The clerk's eyes narrowed in thought. “You're the man who brought in that dead outlaw earlier.”
Luke nodded. “I am.”
“I heard some shots a little while ago. Did you have anything to do with that?”
Luke didn't see any point in lying. The whole story would be all over town in no time, anyway. He knew how quickly gossip spread in little settlements like Rio Rojo. “A fellow tried to kill me. I discouraged him—permanently.”
“There won't be anything like that happening here in the hotel, will there?” the clerk asked nervously.
“I doubt it.”
“But you're not sure?”
“Nothing is certain in this life,” Luke said. “If you'd prefer, I can seek other accommodations.”
“No, that won't be necessary,” the clerk said with a wan smile. “We'll just hope for the best.”
“I always do.”
The clerk gave him the key to room eight. “To your left at the top of the stairs.”
Luke carried up his gear. It was a good enough room, clean and with a bed that looked comfortable, along with a woven rug on the floor. The single window opened onto the balcony and overlooked the street. He didn't care much for that. People had climbed onto balconies and taken shots at him through windows in other towns.
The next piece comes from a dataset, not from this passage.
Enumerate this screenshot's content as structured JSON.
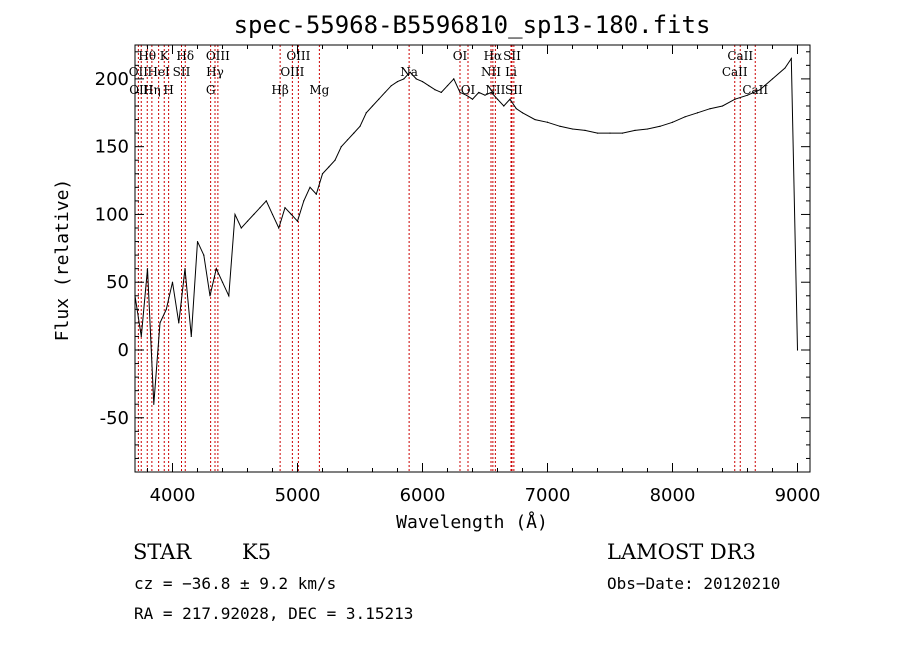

But he figured the odds of somebody else in Rio Rojo being after him were pretty small, so he decided not to do anything about it at the moment.
He thought he might make a pallet on the floor on the other side of the bed when he got back from supper and heap some pillows and blankets under the covers to make it look like a man was sleeping there, just in case.
Marshal Dunbar had recommended Slade's Restaurant in the next block. Luke was there eating a decent steak a little while later when the lawman came in, looked around the room, spotted him, and started toward him.
“Avery at the hotel said you got a room and then left again but didn't take your things with you, so I figured you'd gone to eat,” Dunbar said without any preamble. “I went through all the wanted posters in my desk, but I didn't find that hombre with the shotgun. If he really is wanted, I don't have paper on him, so I don't reckon you can claim a reward on him.”
“I'll kill a man for free any time he's trying to blast me with a shotgun,” Luke said dryly.
Dunbar grunted. “Yeah, I reckon that makes sense.” He pulled out one of the vacant chairs at the table and sat down without being invited. “I sent that telegram to the Rangers in Texas. Don't really expect to hear back from 'em until in the mornin', though. How much of a reward did you say you was due for that fella Epps?”
“Five thousand.”
“Our bank ought to be able to cover that. I'm sure you've noticed that Rio Rojo ain't very big. But we're sittin' right between some prime ranchin' country to the north and some good producin' silver mines to the south, so the bank does pretty well for itself. Has to keep considerable cash on hand for payrolls and such-like. Not to mention the occasional bounty.”
“Have you ever had to pay one out before?” Luke asked in idle curiosity.